To: Vitas who wrote (1109)2/25/2001 10:30:45 PM
From: Challo Jeregy  Respond to of 52237
 
here are his (Arthur Hill) current comments-

Sunday
25-Feb-01
10:00am ET
***General Comments***

For those of you with access to Reuters TV, I will be appearing
on Equities Briefing at 11:30am GMT to talk about the Nasdaq
Composite and Dow Industrials.

Even with two hammers at the end of the week in most indices,
I would still categorize the market in the falling knife category.
While the reward/risk ratio for a long position is good and many
intraday indicators have flashed buy signals, another lower low
was recorded to confirm the bearish trend for the intermediate
and long term. Those nimble enough to take quick losses and
gutsy enough to trade an oversold condition may wish to watch
closely. Should these hammers be followed with a gap up and
strong close, the market could be due for a sharp reaction rally.
Even though the trend is down, it has shown the propensity to
zigzag within a price channel. Bear market rallies are often swift
and strong, which explains why so many traders (even those
who are short) find it difficult to make money in a bear market.
The primary bear trend takes its toll on the longs, while the
speed and magnitude of bear market rallies scalps the shorts.
Bear market rallies are fueled by a combination of factors
including: short covering, fear of missing the exact bottom and
bargain hunters. See the sharp advances on 17-Apr, 30-May,
13-Oct, 5-Dec and 3-Jan for examples of bear market rallies.

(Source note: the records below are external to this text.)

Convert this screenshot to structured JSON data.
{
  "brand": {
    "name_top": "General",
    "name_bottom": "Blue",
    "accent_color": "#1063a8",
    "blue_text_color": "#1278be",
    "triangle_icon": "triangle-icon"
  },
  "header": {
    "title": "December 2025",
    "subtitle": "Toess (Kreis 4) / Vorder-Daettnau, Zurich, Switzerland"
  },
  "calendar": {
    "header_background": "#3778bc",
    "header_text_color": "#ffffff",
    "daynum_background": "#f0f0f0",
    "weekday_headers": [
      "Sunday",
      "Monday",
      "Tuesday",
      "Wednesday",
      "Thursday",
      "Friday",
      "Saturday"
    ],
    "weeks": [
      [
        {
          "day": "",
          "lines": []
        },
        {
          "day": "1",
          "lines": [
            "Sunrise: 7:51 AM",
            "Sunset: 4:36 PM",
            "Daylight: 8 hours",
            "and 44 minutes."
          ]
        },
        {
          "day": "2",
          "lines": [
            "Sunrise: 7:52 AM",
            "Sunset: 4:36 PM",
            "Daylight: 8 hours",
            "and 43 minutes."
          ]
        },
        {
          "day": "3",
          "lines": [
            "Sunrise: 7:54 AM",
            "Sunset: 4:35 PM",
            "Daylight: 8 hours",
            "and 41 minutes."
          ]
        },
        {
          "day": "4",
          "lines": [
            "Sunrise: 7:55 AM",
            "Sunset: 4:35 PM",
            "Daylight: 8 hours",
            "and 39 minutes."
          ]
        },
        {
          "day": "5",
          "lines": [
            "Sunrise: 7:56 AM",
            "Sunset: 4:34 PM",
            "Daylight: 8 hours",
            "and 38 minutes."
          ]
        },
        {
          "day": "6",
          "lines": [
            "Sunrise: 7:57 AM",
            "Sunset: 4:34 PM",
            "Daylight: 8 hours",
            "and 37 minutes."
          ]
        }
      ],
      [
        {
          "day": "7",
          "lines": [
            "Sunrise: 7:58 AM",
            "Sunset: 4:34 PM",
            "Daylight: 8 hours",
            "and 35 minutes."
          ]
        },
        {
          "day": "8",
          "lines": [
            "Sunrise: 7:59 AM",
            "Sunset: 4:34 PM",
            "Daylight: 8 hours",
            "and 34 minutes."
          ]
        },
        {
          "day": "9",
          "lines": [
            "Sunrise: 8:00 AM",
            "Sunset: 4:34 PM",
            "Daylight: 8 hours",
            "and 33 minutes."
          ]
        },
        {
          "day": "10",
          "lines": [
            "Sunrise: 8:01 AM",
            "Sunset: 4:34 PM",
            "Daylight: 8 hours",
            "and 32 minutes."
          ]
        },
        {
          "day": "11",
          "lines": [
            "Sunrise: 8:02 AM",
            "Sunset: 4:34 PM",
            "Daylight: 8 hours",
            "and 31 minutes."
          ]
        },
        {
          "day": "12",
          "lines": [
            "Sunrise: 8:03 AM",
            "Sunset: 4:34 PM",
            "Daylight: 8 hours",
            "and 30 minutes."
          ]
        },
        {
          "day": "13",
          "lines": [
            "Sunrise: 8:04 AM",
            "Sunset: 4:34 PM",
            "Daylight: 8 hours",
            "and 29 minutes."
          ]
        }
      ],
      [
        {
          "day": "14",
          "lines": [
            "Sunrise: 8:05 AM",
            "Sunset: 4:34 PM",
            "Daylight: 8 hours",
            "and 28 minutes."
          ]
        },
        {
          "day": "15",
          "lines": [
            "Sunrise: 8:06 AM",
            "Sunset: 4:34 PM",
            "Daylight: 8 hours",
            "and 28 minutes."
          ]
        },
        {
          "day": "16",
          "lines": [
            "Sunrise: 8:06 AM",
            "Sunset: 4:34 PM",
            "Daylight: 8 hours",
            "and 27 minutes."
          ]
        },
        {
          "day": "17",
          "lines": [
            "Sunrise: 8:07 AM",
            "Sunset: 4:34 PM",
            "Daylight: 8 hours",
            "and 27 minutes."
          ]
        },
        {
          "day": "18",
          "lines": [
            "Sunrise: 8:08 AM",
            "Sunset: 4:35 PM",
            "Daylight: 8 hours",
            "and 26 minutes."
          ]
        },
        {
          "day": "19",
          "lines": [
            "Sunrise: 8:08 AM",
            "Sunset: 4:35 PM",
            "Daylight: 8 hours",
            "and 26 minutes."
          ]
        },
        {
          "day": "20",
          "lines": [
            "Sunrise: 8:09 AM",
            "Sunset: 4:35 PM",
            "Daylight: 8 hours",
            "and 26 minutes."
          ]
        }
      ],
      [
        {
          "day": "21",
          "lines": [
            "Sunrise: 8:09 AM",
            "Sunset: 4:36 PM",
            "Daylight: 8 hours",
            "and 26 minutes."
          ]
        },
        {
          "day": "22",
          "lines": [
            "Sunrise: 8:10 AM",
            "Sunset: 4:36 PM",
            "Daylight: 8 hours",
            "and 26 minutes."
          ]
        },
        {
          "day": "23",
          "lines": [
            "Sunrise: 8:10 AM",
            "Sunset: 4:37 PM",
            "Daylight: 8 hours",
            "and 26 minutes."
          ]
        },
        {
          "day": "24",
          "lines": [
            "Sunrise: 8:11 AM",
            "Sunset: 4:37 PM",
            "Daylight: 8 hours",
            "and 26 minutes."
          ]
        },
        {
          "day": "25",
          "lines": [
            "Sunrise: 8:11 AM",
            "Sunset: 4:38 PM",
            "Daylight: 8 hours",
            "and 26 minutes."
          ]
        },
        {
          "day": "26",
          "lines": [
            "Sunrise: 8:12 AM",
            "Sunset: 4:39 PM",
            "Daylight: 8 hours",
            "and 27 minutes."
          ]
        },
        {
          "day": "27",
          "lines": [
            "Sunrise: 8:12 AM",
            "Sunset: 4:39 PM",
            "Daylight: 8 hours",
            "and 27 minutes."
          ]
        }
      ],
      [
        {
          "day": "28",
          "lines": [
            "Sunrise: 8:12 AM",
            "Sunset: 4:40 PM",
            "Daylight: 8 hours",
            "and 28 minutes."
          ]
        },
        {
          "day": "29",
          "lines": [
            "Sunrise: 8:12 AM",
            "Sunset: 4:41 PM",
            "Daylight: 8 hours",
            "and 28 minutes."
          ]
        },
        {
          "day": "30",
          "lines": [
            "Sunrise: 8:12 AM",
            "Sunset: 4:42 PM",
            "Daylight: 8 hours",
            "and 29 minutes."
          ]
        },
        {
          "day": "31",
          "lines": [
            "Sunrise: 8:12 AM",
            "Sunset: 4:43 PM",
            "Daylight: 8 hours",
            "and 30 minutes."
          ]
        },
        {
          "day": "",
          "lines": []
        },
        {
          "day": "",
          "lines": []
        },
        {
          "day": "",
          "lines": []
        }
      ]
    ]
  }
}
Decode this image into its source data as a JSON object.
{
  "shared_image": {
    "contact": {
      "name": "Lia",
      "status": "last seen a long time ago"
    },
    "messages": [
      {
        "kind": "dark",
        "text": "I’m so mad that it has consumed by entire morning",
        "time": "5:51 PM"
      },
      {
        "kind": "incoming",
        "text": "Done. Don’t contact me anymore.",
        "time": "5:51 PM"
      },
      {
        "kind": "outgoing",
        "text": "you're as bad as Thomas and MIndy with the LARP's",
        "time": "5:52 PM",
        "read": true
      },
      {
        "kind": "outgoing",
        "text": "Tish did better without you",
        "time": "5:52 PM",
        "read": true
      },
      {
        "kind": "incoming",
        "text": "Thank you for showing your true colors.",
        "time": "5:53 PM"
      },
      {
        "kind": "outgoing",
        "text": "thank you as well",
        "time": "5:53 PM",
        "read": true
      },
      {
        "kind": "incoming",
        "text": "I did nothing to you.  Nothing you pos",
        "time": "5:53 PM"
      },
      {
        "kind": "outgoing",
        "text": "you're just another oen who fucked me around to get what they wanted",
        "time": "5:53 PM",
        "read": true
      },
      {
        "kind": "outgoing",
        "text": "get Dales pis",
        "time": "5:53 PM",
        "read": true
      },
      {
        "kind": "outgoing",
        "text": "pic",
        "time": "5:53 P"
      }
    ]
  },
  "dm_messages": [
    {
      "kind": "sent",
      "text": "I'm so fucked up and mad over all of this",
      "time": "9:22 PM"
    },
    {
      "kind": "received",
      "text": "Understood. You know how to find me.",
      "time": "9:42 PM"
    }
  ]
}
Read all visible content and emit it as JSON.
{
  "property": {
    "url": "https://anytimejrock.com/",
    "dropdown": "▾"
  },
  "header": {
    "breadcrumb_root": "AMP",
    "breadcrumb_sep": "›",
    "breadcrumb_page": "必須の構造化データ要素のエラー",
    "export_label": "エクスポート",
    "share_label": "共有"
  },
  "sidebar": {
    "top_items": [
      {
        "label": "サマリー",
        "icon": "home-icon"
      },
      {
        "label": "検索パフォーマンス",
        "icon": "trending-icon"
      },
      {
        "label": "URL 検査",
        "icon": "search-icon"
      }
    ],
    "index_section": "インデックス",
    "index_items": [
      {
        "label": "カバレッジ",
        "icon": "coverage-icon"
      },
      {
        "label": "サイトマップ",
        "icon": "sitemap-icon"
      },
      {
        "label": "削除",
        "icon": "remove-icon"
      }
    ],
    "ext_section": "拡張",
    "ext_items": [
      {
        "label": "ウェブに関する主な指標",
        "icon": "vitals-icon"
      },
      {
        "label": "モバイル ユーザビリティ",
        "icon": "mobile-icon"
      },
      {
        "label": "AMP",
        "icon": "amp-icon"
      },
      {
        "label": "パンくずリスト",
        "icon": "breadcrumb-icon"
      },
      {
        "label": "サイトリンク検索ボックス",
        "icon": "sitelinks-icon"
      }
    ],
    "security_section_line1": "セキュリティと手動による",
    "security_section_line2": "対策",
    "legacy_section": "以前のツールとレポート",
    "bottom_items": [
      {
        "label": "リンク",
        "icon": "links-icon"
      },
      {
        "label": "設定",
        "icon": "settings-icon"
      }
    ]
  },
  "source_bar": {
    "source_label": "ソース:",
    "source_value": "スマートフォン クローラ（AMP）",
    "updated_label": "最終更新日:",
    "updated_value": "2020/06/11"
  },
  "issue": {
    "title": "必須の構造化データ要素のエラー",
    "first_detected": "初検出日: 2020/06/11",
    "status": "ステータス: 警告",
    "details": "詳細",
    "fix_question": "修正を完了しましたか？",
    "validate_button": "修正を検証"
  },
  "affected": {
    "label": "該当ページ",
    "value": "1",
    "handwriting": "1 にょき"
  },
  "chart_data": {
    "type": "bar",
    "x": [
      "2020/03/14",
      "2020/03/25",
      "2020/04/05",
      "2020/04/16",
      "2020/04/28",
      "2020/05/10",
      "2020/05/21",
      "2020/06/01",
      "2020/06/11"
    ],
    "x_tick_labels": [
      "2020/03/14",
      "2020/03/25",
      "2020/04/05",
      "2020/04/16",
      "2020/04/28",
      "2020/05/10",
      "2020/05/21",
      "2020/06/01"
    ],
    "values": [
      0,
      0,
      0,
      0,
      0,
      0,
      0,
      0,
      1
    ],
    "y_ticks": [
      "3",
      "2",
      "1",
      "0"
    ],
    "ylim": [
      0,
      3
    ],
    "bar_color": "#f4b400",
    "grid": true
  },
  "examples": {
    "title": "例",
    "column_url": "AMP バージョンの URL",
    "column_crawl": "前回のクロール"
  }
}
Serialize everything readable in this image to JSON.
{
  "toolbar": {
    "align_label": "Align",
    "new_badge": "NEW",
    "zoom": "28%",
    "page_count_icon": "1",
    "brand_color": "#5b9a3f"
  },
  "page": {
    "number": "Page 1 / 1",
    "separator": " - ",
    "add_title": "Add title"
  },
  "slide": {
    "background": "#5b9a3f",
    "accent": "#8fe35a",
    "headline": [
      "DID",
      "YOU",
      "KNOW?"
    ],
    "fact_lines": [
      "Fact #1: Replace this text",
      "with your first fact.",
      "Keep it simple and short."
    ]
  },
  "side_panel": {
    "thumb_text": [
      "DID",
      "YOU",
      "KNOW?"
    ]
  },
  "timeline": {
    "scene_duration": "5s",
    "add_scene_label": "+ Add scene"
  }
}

After retracing 50% of its prior decline, the US Dollar Index
($USD) formed a long black candlestick and may have hit
resistance. If you will recall, the index formed a double top
around 119 last year, broke below its previous reaction low and
long-term trendline. The long-term trend is bearish and the
current reaction rally could be coming to an end. With weakness
in US equity markets, the propensity to hold dollar denominated
investments is diminished. The correlation between the
greenback and gold should also be interesting. Other than the
US Dollar, where are the world's investors to store their money?
The Euro? The Yen? Gold?

US Treasuries benefited from weakness in stocks and rumors of
another rate cut. The 10-year note yield remains between
support at 5% and resistance at 5.2%. The long-term trend is
down for rates and this may be the best investment going
forward over the next 6-9 months. Lower interest rates will
definitely benefits bonds, but it is unclear if or when they will
benefit stocks.

***S&P 500***

Over the last 17 days, the S&P 500 declined from 1383 to 1215
(high to low) and from 1373 to 1245 on a closing basis ($SPX
Rate-of-Change chart). The 17-day rate-of-change reached
-9.3%, its lowest reading since April-00. Over the last 3 1/2
years, the 17-day Rate-of-change dipped below -8% on eight
separate occasions. If you had bought each time the
rate-of-change dipped below 8%, you would have caught the
bottom only 2 of 8 times, Apr-00 and Oct-97. Even after these
two lows, the S&P 500 rallied and retreated to offer another
chance to enter. For the other 6 occasions below -8%, the index
went on to lower lows. This is all in the past and may not work
in the future. However, investors and traders work with
probabilities. While the market may be oversold and due for a
bounce (possibly Fed induced), I believe the probability of
subsequent pullback or at least a consolidation is quite high.
After such a sharp decline, many will look to sell on strength,
which leads me to believe that resistance will be encountered
around 1310. For those not wishing to bottom fish, I would wait
to access what happens should a sharp reaction rally occur. If a
trading range (flag) forms, then we will have a technical setup
upon which to trade. Other than a pair of hammers (which have
yet to be confirmed), I see little upon which to make a bullish
trade. With the trend still down, I am prepared to wait for a
more bullish evidence before venturing on the long side.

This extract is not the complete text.